Saturday, December 14, 2019

‘Russia Doesn’t Have an Electronics Industry and isn’t Trying to Create One,’ Chugunov Says


Paul Goble

            Staunton, December 11 – No country that aspires to leadership in the post-industrial world can do so without a well-developed electronics  industry, but the Russian Federation doesn’t have one and is unlikely to because the government is spending less on its development and it is on the maintenance of the State Duma, activist and blogger Dmitry Chugunov says.

            Russia is “hopelessly behind not only the most advanced countries in this sphere like Japan, Germany, the US, or South Korea but even from China which until recently bought such equipment from us,” Chugunov says (newizv.ru/article/general/11-12-2019/dmitriy-chugunov-nikakoy-rossiyskoy-elektroniki-net-i-uzhe-ne-budet).

            And Russia’s situation today was easily predictable as long as 40 years ago, he continues. At a conference in 1980, where he and his colleagues called for the development of micro-electronics, their appeals were met by dismissive laughter rather than support. The USSR didn’t need such things to survive, they were told.

            “Life itself showed who was right,” Chugunov points out; “ten years later, [the USSR] didn’t exist.”

            In support of his argument, the analyst might have cited a Soviet joke of that time, according to which a group of Russian scientists marched through Red Square carrying a sign declaring “The Soviet Microchip – the Largest Microchip in the World,” exactly the kind of thinking that prevented Soviet and then Russian electronics from developing.

             One can only hope, Chugunov says, that Russian atomic bombs do not have Chinese microchips embedded in them. “But there are no guarantees.”  And it is likely they are to be found in Russian military aviation and the fleet, a situation that has grown even worse over the last 20 years of Putinist support for extractive industries rather than electronics.

            The situation is now so dire, he suggests, that even senior officials are beginning to notice although it appears they do not understand the reasons for Russia’s backwardness in this sector.

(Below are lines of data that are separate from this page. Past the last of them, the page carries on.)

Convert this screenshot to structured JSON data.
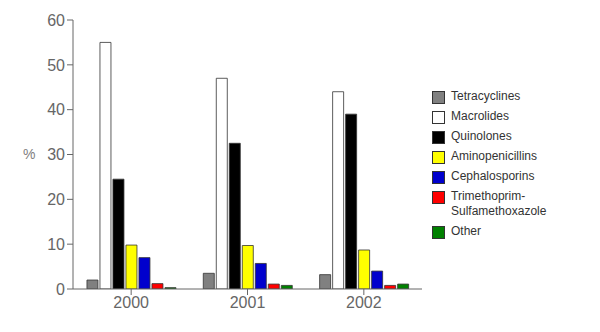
{
  "chart_data": {
    "type": "bar",
    "categories": [
      "2000",
      "2001",
      "2002"
    ],
    "series": [
      {
        "name": "Tetracyclines",
        "color": "#808080",
        "values": [
          2,
          3.5,
          3.2
        ]
      },
      {
        "name": "Macrolides",
        "color": "#ffffff",
        "values": [
          55,
          47,
          44
        ]
      },
      {
        "name": "Quinolones",
        "color": "#000000",
        "values": [
          24.5,
          32.5,
          39
        ]
      },
      {
        "name": "Aminopenicillins",
        "color": "#ffff00",
        "values": [
          9.8,
          9.7,
          8.7
        ]
      },
      {
        "name": "Cephalosporins",
        "color": "#0000cd",
        "values": [
          7,
          5.7,
          4.0
        ]
      },
      {
        "name": "Trimethoprim-\nSulfamethoxazole",
        "color": "#ff0000",
        "values": [
          1.2,
          1.1,
          0.8
        ]
      },
      {
        "name": "Other",
        "color": "#008000",
        "values": [
          0.3,
          0.8,
          1.1
        ]
      }
    ],
    "ylabel": "%",
    "ylim": [
      0,
      60
    ],
    "yticks": [
      0,
      10,
      20,
      30,
      40,
      50,
      60
    ],
    "grid": false,
    "legend": "right"
  }
}
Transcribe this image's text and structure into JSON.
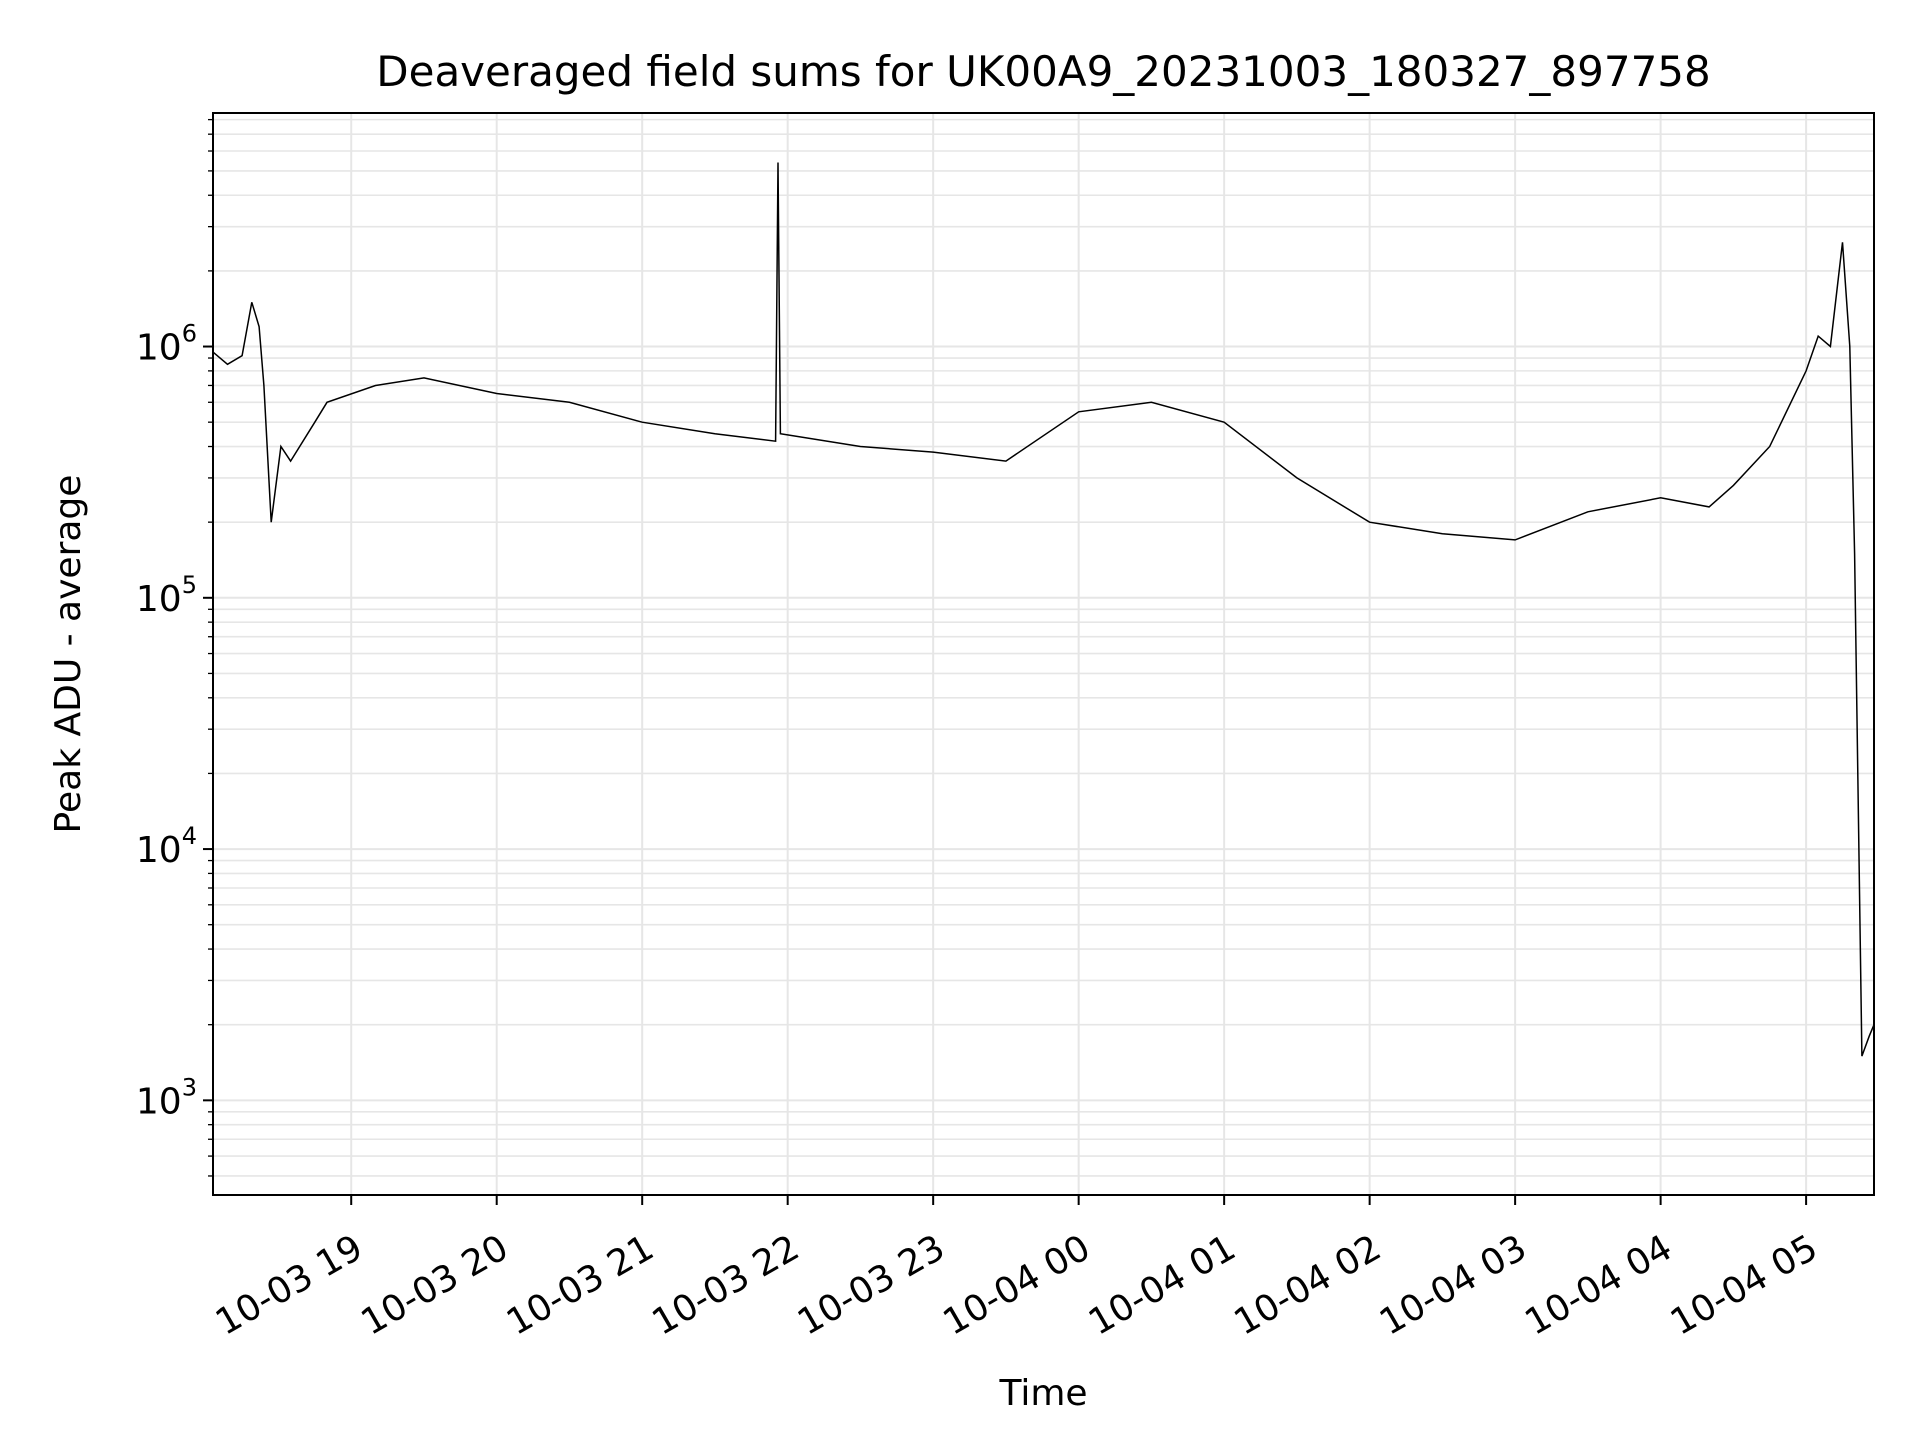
{
  "chart_data": {
    "type": "line",
    "title": "Deaveraged field sums for UK00A9_20231003_180327_897758",
    "xlabel": "Time",
    "ylabel": "Peak ADU - average",
    "yscale": "log",
    "ylim": [
      420,
      8500000
    ],
    "xlim": [
      "2023-10-03 18:03",
      "2023-10-04 05:28"
    ],
    "grid": true,
    "line_color": "#000000",
    "x_tick_labels": [
      "10-03 19",
      "10-03 20",
      "10-03 21",
      "10-03 22",
      "10-03 23",
      "10-04 00",
      "10-04 01",
      "10-04 02",
      "10-04 03",
      "10-04 04",
      "10-04 05"
    ],
    "y_tick_labels": [
      {
        "base": "10",
        "exp": "3"
      },
      {
        "base": "10",
        "exp": "4"
      },
      {
        "base": "10",
        "exp": "5"
      },
      {
        "base": "10",
        "exp": "6"
      }
    ],
    "series": [
      {
        "x": [
          "10-03 18:03",
          "10-03 18:09",
          "10-03 18:15",
          "10-03 18:19",
          "10-03 18:22",
          "10-03 18:24",
          "10-03 18:27",
          "10-03 18:31",
          "10-03 18:35",
          "10-03 18:45",
          "10-03 18:50",
          "10-03 19:10",
          "10-03 19:30",
          "10-03 20:00",
          "10-03 20:30",
          "10-03 21:00",
          "10-03 21:30",
          "10-03 21:55",
          "10-03 21:56",
          "10-03 21:57",
          "10-03 22:30",
          "10-03 23:00",
          "10-03 23:30",
          "10-04 00:00",
          "10-04 00:30",
          "10-04 01:00",
          "10-04 01:30",
          "10-04 02:00",
          "10-04 02:30",
          "10-04 03:00",
          "10-04 03:30",
          "10-04 04:00",
          "10-04 04:20",
          "10-04 04:30",
          "10-04 04:45",
          "10-04 05:00",
          "10-04 05:05",
          "10-04 05:10",
          "10-04 05:15",
          "10-04 05:18",
          "10-04 05:20",
          "10-04 05:23",
          "10-04 05:26",
          "10-04 05:28"
        ],
        "values": [
          950000,
          850000,
          920000,
          1500000,
          1200000,
          700000,
          200000,
          400000,
          350000,
          500000,
          600000,
          700000,
          750000,
          650000,
          600000,
          500000,
          450000,
          420000,
          5400000,
          450000,
          400000,
          380000,
          350000,
          550000,
          600000,
          500000,
          300000,
          200000,
          180000,
          170000,
          220000,
          250000,
          230000,
          280000,
          400000,
          800000,
          1100000,
          1000000,
          2600000,
          1000000,
          150000,
          1500,
          1800,
          2000
        ]
      }
    ]
  }
}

Deputy Prime Minister Yury Borisov, for example, blames Russia’s lag on “the ‘insane’ privatization of the 1990s.”

            But finance ministry statistics show the real reason, Chugunov says. The Kremlin isn’t investing in this critical area.  In 2019, it budgeted just 9.91 billion rubles (160 million US dollars) for the development of the electronic industry, far less than the 11.027 billion rubles (180 million US dollars) it officially spends on Duma operations.

            Other analysts like Maksim Minchenko of Minchenko Consulting agree and suggest that the future for this branch in Russia is truly disastrous because Russia is so far behind. Despite Putin’s recent suggestion that Moscow can take what the West has developed, in this sector at least, real progress depends on having an industry capable of developing on its own.

            Chugunov illustrates his comment with a cartoon that shows the pattern that the Russian electronics industry has followed with all its “reforms over the last 30 years.” It shows a simply flush toilet in 1989, and the very same toilet but fitted out with a television monitor that spits out a bill for water and sewage in 2019.